Sweet Lemony Rosemary Roasted Chicken with Butternut Squash // makes 2 chickens

  • 1 cup brown rice syrup
  • 1/2 cup olive oil
  • juice of 6 lemons
  • zest of 1 lemon
  • ~ 10 sprigs of rosemary, chopped
  • 4 whole sprigs of rosemary
  • 2 butternut squashes
  • 2 onions
  • 2 whole, organic chickens
  1. Preheat the oven to 425F.
  2. Quarter the onions and dice the butternut squashes.
  3. Whisk the brown rice syrup, olive oil, lemon juice, lemon zest and chopped rosemary in a mixing bowl.
  4. Divide half the onions and butternut squashes among two roasting pans (I made my own by putting a rack in a deep baking dish). Put the rosemary sprigs on the vegetables.

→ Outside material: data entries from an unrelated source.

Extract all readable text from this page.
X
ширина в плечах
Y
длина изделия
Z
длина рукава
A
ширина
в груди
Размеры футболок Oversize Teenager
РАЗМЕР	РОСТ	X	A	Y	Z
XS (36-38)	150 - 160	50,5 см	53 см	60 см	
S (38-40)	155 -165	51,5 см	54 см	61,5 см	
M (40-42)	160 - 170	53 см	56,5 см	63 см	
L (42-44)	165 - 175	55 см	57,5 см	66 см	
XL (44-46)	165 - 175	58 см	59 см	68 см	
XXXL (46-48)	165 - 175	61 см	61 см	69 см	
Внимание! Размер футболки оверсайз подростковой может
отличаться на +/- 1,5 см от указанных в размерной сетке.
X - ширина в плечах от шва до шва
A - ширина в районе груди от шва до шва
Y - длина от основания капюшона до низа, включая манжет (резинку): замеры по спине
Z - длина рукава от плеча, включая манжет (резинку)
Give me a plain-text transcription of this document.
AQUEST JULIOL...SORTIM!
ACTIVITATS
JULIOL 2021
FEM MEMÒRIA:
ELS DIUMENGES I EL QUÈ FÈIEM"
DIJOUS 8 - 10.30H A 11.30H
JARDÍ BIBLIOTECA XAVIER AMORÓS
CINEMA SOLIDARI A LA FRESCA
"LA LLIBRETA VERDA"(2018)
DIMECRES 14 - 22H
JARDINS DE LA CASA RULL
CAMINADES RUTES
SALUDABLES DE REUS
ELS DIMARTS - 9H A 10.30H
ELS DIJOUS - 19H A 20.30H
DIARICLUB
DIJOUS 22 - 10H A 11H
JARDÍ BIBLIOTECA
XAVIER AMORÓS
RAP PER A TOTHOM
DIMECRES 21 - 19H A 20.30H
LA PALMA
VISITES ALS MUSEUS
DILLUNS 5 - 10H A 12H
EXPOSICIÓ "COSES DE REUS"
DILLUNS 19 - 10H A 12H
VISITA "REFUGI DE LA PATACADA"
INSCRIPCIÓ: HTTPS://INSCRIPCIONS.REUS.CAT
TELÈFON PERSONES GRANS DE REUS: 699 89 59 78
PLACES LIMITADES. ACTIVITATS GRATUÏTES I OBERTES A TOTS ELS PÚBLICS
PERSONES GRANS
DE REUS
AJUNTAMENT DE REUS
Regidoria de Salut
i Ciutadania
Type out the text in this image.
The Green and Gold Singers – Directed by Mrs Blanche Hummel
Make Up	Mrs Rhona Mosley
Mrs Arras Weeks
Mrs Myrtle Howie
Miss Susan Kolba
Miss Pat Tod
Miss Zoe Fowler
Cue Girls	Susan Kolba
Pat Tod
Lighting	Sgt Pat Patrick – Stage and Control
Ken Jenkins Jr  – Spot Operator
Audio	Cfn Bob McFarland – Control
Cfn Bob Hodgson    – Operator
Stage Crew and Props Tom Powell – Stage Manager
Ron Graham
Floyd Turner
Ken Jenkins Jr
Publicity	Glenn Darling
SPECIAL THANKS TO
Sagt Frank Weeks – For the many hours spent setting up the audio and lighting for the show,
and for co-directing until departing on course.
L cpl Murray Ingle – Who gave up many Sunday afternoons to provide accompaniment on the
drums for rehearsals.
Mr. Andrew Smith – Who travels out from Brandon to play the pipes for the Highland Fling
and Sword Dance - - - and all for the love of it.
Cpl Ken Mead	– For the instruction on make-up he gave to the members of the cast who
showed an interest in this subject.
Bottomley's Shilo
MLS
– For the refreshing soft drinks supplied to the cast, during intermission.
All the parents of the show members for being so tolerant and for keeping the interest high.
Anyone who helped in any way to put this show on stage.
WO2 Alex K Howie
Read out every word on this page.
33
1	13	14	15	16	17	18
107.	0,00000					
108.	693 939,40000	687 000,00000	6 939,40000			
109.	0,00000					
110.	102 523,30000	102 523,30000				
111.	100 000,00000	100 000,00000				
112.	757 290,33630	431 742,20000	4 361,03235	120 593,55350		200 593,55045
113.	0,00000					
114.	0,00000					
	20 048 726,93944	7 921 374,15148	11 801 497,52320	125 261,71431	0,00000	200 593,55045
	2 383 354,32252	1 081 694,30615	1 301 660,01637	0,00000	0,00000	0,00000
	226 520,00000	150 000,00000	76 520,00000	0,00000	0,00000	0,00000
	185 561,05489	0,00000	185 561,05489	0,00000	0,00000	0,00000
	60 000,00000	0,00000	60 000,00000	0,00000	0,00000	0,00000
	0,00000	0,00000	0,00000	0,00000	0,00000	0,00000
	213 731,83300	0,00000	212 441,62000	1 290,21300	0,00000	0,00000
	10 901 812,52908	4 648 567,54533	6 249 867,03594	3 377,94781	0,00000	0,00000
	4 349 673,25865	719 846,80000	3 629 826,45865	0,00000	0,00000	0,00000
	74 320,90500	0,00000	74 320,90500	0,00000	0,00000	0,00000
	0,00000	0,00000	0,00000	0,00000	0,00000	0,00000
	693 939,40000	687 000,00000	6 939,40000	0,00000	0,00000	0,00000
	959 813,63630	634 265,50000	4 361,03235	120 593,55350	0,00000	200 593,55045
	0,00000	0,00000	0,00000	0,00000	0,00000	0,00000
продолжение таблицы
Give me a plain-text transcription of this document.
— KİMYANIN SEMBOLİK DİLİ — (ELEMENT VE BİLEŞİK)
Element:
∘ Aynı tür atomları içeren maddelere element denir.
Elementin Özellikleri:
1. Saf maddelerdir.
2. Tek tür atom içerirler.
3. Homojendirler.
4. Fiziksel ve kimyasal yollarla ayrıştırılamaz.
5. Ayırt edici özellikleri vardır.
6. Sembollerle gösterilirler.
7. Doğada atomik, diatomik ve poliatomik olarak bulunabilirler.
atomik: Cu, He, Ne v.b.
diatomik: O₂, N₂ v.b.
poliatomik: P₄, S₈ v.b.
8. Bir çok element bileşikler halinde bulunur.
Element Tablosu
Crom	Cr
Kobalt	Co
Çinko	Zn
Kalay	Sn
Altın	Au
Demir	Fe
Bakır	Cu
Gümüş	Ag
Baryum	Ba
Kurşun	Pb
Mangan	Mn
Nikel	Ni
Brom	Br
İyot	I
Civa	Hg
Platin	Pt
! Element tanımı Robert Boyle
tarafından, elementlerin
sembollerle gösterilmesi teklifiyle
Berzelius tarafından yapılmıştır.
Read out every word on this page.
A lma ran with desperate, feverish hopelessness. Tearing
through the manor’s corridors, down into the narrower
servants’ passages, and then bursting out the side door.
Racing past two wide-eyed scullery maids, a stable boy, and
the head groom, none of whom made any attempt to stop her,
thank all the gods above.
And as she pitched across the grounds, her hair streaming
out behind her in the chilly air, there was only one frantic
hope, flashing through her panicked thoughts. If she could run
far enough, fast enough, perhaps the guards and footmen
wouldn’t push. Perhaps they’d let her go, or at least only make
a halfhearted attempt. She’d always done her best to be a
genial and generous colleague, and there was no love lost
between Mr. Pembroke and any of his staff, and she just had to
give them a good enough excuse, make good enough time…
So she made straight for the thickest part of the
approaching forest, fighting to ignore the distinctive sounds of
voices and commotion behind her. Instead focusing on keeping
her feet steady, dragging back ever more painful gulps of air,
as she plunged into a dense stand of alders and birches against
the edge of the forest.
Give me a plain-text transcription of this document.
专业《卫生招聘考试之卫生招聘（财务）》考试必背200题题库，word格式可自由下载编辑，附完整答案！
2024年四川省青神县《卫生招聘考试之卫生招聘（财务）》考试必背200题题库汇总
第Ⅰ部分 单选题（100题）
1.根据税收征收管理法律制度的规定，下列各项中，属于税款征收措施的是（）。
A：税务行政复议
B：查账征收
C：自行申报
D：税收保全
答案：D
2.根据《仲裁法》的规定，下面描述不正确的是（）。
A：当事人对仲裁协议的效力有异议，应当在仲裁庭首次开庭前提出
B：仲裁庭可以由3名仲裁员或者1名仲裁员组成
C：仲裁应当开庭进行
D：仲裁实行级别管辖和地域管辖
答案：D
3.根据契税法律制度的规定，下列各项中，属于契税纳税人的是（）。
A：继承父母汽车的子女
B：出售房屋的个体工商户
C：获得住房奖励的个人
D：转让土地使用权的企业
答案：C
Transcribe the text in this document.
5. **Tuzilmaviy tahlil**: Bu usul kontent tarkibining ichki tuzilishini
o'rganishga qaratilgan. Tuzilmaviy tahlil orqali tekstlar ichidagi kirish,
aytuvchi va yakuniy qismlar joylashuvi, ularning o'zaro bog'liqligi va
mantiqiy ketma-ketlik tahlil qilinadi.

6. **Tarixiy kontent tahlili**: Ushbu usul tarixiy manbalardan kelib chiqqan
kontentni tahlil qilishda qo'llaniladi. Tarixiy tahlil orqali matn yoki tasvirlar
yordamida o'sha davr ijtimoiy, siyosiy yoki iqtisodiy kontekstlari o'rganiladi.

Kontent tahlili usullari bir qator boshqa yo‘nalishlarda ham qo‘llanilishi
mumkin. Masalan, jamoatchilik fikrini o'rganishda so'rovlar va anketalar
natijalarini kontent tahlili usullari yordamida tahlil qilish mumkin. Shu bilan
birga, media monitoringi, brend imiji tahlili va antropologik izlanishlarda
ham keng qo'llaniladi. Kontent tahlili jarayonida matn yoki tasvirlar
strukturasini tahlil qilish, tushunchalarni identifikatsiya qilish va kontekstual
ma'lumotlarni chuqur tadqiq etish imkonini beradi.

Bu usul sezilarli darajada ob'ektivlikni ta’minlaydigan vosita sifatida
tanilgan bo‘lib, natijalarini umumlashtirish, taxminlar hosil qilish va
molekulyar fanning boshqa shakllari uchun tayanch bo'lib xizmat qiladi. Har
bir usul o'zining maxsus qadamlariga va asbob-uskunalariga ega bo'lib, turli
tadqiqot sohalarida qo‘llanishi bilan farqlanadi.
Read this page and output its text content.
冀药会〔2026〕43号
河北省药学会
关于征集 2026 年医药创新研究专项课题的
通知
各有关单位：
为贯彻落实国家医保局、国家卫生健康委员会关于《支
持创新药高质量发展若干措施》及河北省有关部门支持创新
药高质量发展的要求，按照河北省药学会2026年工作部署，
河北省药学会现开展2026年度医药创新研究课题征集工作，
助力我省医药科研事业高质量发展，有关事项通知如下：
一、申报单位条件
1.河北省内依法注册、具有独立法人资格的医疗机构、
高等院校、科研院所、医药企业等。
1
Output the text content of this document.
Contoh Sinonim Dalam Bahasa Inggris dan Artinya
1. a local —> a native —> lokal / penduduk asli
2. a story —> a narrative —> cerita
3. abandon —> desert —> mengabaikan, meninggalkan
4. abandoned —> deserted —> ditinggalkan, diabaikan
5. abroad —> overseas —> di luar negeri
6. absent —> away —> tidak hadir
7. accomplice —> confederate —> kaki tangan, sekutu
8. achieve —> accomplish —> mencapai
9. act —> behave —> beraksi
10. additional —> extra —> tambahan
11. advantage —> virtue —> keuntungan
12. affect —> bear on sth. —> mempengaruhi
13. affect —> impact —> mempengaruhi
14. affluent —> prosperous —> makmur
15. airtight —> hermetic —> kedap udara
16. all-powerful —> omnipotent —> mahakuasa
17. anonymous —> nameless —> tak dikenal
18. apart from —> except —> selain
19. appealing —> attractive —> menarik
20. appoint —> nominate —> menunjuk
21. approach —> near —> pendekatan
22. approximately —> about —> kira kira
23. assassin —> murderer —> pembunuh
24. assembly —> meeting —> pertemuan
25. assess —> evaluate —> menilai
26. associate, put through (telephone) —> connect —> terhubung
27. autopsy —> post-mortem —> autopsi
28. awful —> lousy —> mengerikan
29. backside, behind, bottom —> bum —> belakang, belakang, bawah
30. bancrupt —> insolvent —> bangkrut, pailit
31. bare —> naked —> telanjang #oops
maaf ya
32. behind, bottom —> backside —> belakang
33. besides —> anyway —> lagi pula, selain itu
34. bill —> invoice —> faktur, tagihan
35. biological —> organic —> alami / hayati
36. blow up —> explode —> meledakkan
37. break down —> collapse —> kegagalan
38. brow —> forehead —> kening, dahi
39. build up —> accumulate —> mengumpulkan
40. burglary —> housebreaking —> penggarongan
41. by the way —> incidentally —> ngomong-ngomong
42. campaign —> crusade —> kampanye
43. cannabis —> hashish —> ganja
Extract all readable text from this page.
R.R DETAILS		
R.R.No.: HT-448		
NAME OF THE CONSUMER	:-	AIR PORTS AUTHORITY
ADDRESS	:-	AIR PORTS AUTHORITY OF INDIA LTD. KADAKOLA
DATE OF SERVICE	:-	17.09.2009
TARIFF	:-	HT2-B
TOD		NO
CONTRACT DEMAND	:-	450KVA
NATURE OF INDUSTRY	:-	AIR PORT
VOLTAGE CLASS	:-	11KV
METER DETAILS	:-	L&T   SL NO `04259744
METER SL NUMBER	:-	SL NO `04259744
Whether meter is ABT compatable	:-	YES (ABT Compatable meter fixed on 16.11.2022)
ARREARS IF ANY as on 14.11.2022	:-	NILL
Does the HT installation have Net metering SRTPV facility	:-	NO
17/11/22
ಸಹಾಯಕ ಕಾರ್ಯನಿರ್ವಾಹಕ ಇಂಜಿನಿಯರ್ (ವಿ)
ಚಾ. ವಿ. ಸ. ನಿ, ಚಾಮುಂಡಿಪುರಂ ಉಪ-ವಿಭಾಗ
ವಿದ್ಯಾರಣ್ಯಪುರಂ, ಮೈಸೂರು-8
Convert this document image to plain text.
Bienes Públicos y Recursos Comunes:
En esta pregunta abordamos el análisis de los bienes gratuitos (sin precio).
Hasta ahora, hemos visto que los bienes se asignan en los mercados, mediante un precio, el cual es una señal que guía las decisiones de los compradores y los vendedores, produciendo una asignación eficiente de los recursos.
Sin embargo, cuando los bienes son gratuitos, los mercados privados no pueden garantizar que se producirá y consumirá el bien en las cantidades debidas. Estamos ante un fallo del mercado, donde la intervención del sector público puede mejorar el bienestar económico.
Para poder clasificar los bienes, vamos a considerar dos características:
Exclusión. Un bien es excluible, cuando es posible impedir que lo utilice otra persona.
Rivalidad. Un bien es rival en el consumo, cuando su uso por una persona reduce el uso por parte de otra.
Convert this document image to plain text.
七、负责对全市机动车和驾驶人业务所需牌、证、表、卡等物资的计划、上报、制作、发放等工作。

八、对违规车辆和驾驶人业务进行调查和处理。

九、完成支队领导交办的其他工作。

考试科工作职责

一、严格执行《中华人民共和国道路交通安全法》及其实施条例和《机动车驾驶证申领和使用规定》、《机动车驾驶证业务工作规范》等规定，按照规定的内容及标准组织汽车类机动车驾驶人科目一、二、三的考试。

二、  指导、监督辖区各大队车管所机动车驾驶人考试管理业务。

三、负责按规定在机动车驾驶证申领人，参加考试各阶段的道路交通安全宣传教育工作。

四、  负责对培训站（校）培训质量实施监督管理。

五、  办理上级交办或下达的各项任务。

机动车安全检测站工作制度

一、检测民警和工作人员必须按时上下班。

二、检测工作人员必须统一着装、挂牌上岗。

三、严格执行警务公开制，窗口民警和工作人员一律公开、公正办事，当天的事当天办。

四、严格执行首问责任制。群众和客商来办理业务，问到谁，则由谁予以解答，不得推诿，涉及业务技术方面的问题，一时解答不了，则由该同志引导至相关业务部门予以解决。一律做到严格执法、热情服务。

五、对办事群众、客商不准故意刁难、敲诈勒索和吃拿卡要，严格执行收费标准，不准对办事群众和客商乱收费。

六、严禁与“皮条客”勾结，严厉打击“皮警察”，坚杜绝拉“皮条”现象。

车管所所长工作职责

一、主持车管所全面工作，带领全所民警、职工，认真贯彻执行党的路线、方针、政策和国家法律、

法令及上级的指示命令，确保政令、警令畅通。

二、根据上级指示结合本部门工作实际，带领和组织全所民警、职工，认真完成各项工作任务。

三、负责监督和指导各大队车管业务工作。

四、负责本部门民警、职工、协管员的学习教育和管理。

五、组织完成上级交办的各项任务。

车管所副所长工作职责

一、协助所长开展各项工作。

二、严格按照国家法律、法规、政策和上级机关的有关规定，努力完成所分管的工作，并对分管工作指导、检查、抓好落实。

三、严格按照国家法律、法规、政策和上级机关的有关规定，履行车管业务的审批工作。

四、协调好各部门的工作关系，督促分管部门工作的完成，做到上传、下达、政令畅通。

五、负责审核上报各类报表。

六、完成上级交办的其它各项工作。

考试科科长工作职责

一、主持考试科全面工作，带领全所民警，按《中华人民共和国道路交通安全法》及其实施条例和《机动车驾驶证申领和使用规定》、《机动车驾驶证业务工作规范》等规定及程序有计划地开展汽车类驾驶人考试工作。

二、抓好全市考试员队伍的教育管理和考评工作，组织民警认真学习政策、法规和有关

  5. Put the chickens on each rack.
  6. Pour and massage half the sauce over each chicken, then flip the chicken and pour the rest.
  7. Put the chicken breast side up on the pan.
  8. Place the pans in the oven and roast/bake for 1 hour to 1 hour and 15 minutes.
  9. Test with a thermometer at the end of the hour to make sure the chickens are cooked. Once cooked, let rest about 15 minutes before eating!